Despite this, Viswanth lusts after the couple’s money and sees kidnapping his niece as an easy way to solve all their (the group of four) problems in one go. That Anjali was born after 16 years of marriage to her parents makes them an easy, soft target. The twist comes when we are shown how greed manifests itself in the minds of the kidnappers, after they realise how desperate the parents really are to see their daughter.
Unfortunately for the film, the shifting sands approach employed in the minds of kidnappers does not stay there and instead seeps into the actual writing and we are given an ending fully replete with talismans and sanctum sanctorum rules, followed by ghosts. The theatre broke out into unintentional laughter the moment they saw the face of a ghost with chalk makeup and I couldn’t help wonder if the message that the director had built up slowly had been decimated by the farcical climax.

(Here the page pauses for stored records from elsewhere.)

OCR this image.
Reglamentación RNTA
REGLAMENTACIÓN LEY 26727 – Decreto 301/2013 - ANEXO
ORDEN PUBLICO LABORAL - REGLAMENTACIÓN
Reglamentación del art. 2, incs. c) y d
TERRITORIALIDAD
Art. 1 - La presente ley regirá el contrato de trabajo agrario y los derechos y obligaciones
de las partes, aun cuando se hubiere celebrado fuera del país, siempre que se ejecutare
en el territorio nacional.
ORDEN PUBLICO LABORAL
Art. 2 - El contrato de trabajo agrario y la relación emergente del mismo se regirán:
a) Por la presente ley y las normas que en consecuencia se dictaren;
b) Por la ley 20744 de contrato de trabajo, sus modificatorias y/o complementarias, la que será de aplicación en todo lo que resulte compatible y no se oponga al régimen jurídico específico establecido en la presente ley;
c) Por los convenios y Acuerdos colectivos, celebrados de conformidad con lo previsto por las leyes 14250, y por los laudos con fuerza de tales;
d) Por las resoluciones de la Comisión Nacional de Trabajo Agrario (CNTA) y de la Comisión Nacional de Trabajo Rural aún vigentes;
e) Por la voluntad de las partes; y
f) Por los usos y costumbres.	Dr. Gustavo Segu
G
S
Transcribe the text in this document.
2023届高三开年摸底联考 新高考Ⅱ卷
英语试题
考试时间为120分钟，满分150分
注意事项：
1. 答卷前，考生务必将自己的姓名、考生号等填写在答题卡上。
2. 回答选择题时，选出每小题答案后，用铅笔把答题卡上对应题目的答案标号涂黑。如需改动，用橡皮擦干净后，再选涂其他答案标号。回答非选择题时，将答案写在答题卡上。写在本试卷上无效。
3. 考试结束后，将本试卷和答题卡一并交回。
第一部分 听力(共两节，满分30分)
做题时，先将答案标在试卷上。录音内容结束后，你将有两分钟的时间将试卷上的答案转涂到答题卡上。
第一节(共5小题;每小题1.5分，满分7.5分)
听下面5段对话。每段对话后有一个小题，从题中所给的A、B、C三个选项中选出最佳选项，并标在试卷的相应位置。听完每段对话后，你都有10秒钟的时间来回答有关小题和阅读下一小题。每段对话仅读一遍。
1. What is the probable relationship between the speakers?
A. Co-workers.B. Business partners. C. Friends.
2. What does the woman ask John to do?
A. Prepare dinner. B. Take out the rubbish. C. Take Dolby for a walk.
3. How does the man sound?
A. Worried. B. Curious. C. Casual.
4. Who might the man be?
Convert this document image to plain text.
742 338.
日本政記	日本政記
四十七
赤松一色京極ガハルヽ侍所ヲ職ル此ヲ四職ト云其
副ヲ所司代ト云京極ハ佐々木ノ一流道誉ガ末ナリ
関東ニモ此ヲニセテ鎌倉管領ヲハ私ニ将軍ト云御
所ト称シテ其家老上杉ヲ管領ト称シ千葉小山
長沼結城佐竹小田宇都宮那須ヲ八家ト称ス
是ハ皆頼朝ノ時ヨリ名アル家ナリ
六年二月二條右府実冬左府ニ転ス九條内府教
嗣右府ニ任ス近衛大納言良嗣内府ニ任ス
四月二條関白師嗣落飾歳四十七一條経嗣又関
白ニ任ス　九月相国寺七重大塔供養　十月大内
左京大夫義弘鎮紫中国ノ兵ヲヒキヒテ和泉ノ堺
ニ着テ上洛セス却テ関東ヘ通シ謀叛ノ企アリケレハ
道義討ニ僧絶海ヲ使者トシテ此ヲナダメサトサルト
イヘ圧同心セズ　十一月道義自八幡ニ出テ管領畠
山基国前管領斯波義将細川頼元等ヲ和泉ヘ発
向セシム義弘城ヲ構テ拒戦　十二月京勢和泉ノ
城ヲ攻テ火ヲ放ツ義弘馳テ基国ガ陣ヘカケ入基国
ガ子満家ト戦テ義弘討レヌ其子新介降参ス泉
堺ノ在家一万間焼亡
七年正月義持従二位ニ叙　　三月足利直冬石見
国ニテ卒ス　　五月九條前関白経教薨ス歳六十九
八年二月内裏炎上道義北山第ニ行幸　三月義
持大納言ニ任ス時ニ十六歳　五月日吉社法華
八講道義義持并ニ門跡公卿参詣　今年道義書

It is not like the film is not without any other problems, what with low angle shots, arc shots and aerial shots all abused to such a degree. It gets you wondering if the makers really thought they could get away with as much repetition. The deliberate pacing of the film also doesn’t help. As we were leaving the theatre, one audience member wondered out loud if it was a tele-film instead of a feature film. There is a saying in Game of Thrones that goes, “The lone wolf dies and the pack survives”, and I have to say that this wolf could have survived if it was pack-aged better.